Getting the Balance Right between Academic and Character Development

Friday, March 30, 2012

I was talking to some friends recently who had returned from a couple of years working in New York and they were saying that the pressure on kids in schools there is incredible.

The New York system, set up by lawyer Joel L. Klein, so impressed our Prime Minister that she modelled much of Australia’s current education policy on it. This includes the high stakes NAPLAN testing and the publication of schools results on the My School website.

Because of Queensland’s relatively poor performance on the NAPLAN test, there has been a lot of pressure on teachers. In some schools, certain students are asked to stay home on test day so as not to drag the results down.

The Prime Minister is also concerned about our apparent slip in performance from 4th to 7th place in relation to other OECD countries, especially since some of our Asian trading partners have passed us.

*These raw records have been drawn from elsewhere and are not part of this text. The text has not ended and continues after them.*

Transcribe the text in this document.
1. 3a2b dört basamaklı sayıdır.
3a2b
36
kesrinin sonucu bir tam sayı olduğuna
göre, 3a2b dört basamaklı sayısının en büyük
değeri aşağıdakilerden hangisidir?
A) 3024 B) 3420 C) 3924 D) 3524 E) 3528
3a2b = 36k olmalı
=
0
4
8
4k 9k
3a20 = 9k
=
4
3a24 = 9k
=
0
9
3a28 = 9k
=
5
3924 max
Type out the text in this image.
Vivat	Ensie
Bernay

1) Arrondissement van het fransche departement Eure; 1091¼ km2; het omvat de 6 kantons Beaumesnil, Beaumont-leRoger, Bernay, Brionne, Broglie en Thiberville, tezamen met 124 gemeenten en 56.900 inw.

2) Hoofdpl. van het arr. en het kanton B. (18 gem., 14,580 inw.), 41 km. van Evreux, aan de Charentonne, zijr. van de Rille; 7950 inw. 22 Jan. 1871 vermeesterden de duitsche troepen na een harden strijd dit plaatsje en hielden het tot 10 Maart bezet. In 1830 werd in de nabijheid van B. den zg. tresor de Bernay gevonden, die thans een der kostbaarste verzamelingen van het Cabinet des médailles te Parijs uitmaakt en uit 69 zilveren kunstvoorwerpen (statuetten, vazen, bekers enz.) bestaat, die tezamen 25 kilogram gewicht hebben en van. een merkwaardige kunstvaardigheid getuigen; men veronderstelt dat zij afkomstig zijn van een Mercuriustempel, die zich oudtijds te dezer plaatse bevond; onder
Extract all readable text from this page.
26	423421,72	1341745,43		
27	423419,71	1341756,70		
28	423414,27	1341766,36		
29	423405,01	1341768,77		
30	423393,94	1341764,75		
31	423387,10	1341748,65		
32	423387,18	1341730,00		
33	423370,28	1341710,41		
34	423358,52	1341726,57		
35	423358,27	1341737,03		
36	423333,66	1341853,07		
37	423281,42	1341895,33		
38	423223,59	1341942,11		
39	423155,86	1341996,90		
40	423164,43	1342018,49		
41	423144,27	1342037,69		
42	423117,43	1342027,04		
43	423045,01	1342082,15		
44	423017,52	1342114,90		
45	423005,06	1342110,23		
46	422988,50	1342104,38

Ironically, Pasi Sahlberg, Director of Education in Finland, which has been at the top of the OECD rankings for many years, is critical of the way Australia uses its NAPLAN tests and My School Website. Speaking on the 7.30 Report on ABC TV last week he commented:

“Anywhere these types of things had been put in place, teachers started to focus more on teaching to the test and curriculum has narrowed…”

Sahlberg said, “We believe that co-operation and networking and sharing are the things and important things to make sure everybody will improve…”

It is important to get the balance right between helping children achieve good literacy and numeracy standards and putting too much pressure on them.

Education is about producing good citizens and helping children gain confidence in their ability to learn. Is high stakes testing really the way to achieve these outcomes?

[A video and transcript of the interview with Pasi Sahlberg can be found on the ABC Lateline website.]

R-E-S-P-E-C-T is the essential quality in teacher-student relationships

Friday, March 30, 2012

At a seminar last week I asked a group of teachers about the qualities of the teachers who inspired them when they were at school. Much of what they said involved respect.

Mutual respect is a central part of any good relationship but it is a key to learning. For real learning to occur there has to be a feeling that each of the parties brings a sense of respect to the relationship. The teachers I talked to said that really good teachers showed respect to their students and made them feel they were worthwhile.

Of course respect needs to be reciprocated from the student to the teacher. However, respect is something you earn rather than something you are given automatically. For teachers this works on a number of levels. Learners respect teachers who have a knowledge of their subject and especially if they are obviously fascinated in what they are teaching.

Children also recognise people with character and they respect that in teachers. Qualities like patience, consistency and responsibility are core elements in a good teacher’s character. In their own way, children actually make choices about who they will attend to and who they will ignore and this is largely based on respect.

Unfortunately, respect for teachers is not as high as it could be in the community. The shift of the direction and control of education towards government and politicians and away from educators may have something to do with this. Teaching is an art and the people who know most about it are the professionals, the ones who spend each day in classrooms with young learners. They know what they are talking about.

Parents also have a role to play in modelling respect for teachers and people with knowledge and wisdom in the community. If parents do not indicate through their actions and comments that teachers are worthy of respect why would their children be any different?